Polling flags were set for data and sock layer, but while this does make
sense for the ENA flag, it does not for the POL flag which translates the
detection of an EAGAIN condition. So now we remove the {DATA,SOCK}_POL*
flags and instead introduce two new layer-independant flags (WANT_RD and
WANT_WR). These flags are only set when an EAGAIN is encountered so that
polling can be enabled.
In order for these flags to have any meaning they are not persistent and
have to be cleared by the connection handler before calling the I/O and
data callbacks. For this reason, changes detection has been slightly
improved. Instead of comparing the WANT_* flags with CURR_*_POL, we only
check if the ENA status changes, or if the polling appears, since we don't
want to detect the useless poll to ena transition. Tests show that this
has eliminated one useless call to __fd_clr().

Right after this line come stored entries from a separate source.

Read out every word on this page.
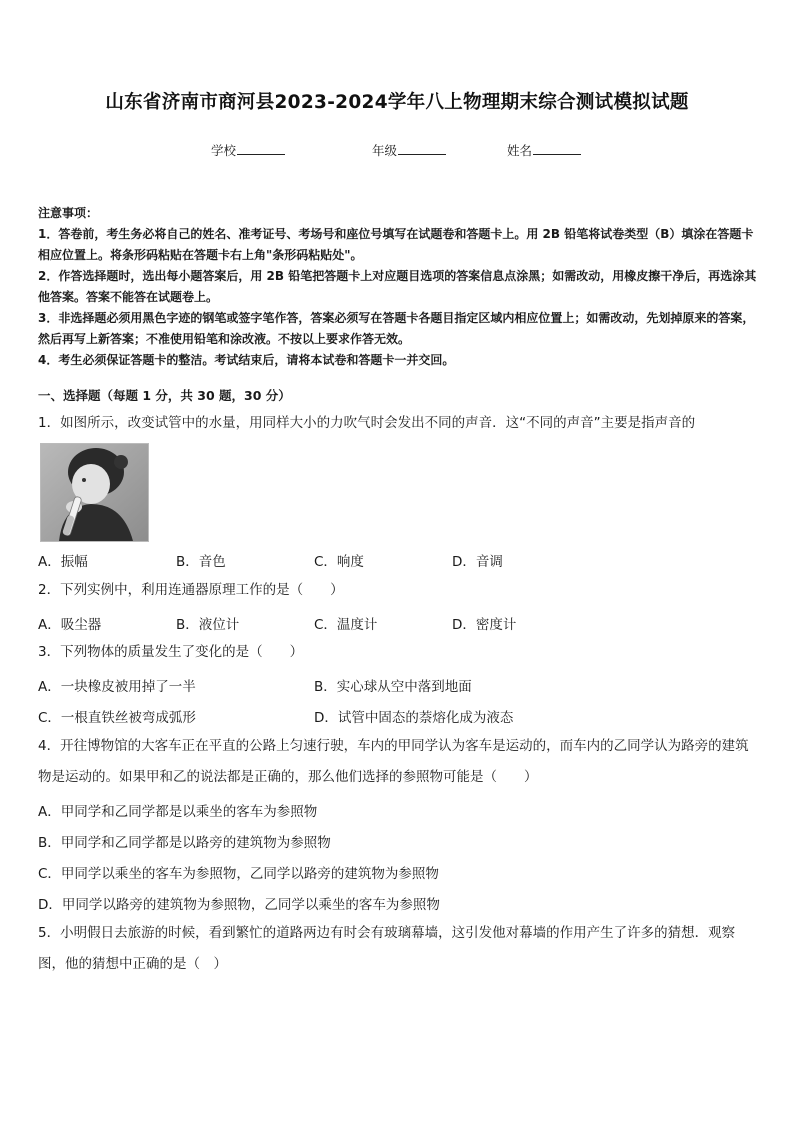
山东省济南市商河县2023-2024学年八上物理期末综合测试模拟试题
学校	年级	姓名

注意事项：

1．答卷前，考生务必将自己的姓名、准考证号、考场号和座位号填写在试题卷和答题卡上。用 2B 铅笔将试卷类型（B）填涂在答题卡相应位置上。将条形码粘贴在答题卡右上角"条形码粘贴处"。

2．作答选择题时，选出每小题答案后，用 2B 铅笔把答题卡上对应题目选项的答案信息点涂黑；如需改动，用橡皮擦干净后，再选涂其他答案。答案不能答在试题卷上。

3．非选择题必须用黑色字迹的钢笔或签字笔作答，答案必须写在答题卡各题目指定区域内相应位置上；如需改动，先划掉原来的答案，然后再写上新答案；不准使用铅笔和涂改液。不按以上要求作答无效。

4．考生必须保证答题卡的整洁。考试结束后，请将本试卷和答题卡一并交回。

一、选择题（每题 1 分，共 30 题，30 分）
1．如图所示，改变试管中的水量，用同样大小的力吹气时会发出不同的声音．这“不同的声音”主要是指声音的
A．振幅	B．音色	C．响度	D．音调
2．下列实例中，利用连通器原理工作的是（　　）
A．吸尘器	B．液位计	C．温度计	D．密度计
3．下列物体的质量发生了变化的是（　　）
A．一块橡皮被用掉了一半	B．实心球从空中落到地面
C．一根直铁丝被弯成弧形	D．试管中固态的萘熔化成为液态
4．开往博物馆的大客车正在平直的公路上匀速行驶，车内的甲同学认为客车是运动的，而车内的乙同学认为路旁的建筑物是运动的。如果甲和乙的说法都是正确的，那么他们选择的参照物可能是（　　）
A．甲同学和乙同学都是以乘坐的客车为参照物
B．甲同学和乙同学都是以路旁的建筑物为参照物
C．甲同学以乘坐的客车为参照物，乙同学以路旁的建筑物为参照物
D．甲同学以路旁的建筑物为参照物，乙同学以乘坐的客车为参照物
5．小明假日去旅游的时候，看到繁忙的道路两边有时会有玻璃幕墙，这引发他对幕墙的作用产生了许多的猜想．观察图，他的猜想中正确的是（　）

Finally the conn_set_polling() function which was becoming complex and
required complex operations from the caller was split in two and replaced
its two only callers (conn_update_data_polling and conn_update_sock_polling).
The two functions are now much smaller due to the less complex conditions.
Note that it would be possible to re-merge them and only pass a mask but
this does not appear much interesting.
The PROXY protocol is now decoded in the connection before other
handshakes. This means that it may be extracted from a TCP stream
before SSL is decoded from this stream.